Actually, if n is large with many prime divisors, and is divisible by 
larger power of 2, the next term is quite likely to continue to be 
divisible by that power of 2; it is perhaps as likely to to increase 
this exponent as it is to decrease it.  So these trajectories do not, 
in general, get stuck in this particular pattern.
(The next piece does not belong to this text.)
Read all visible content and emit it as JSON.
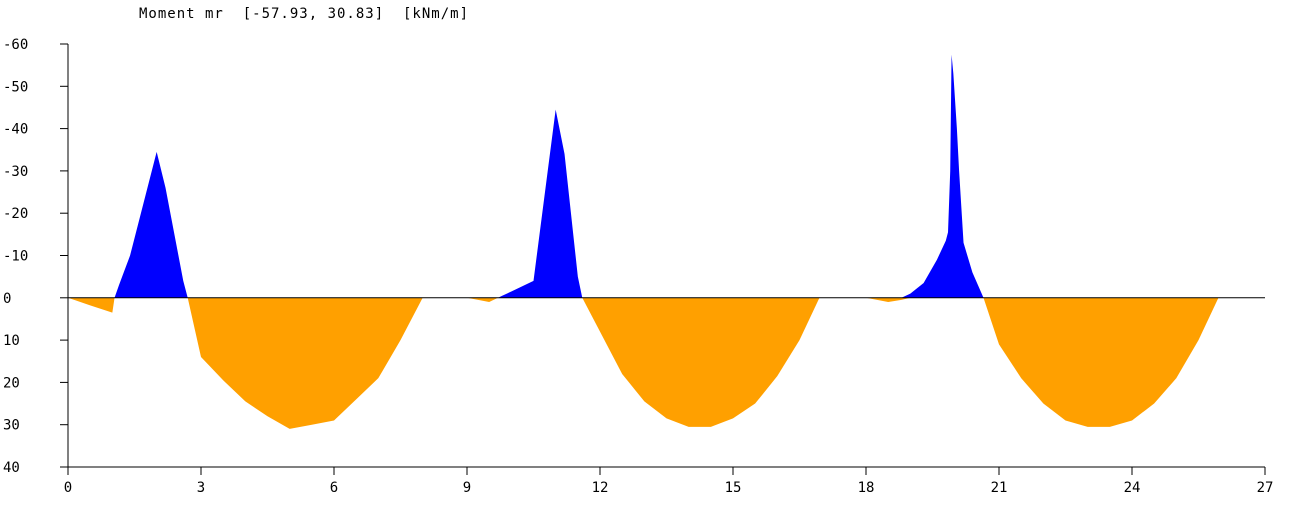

On the other hand, almost everybody who has worked with these things 
believes that there are, indeed, divergent trajectories, and that 276 
is very likely one of them.

Franklin T. Adams-Watters


-----Original Message-----
From: David Wilson <dwilson at gambitcomm.com>

I also wanted to make this observation on aliquot sequences:

Let s(n) be the sum of divisors of n, and f(n) = s(n)-n be the sum of
aliquot divisors. We are discussing the trajectory of f(n).

Note that if n is a large number of the form 28k with k odd, then f(n)
is likely to be a yet larger number of this form. If a sufficiently
large number of this form occurs in the trajectory of n, the subsequent
trajectory is likely retain that form and grow. Once it has grown
sufficiently large, in the unlikely event it loses the form 28k, it is
likely to recover that form after a few iterations
and resume its growth.

For this reason, I conjecture that f(n) is very likely to include
divergent trajectories, and that n = 276 is probably one of them.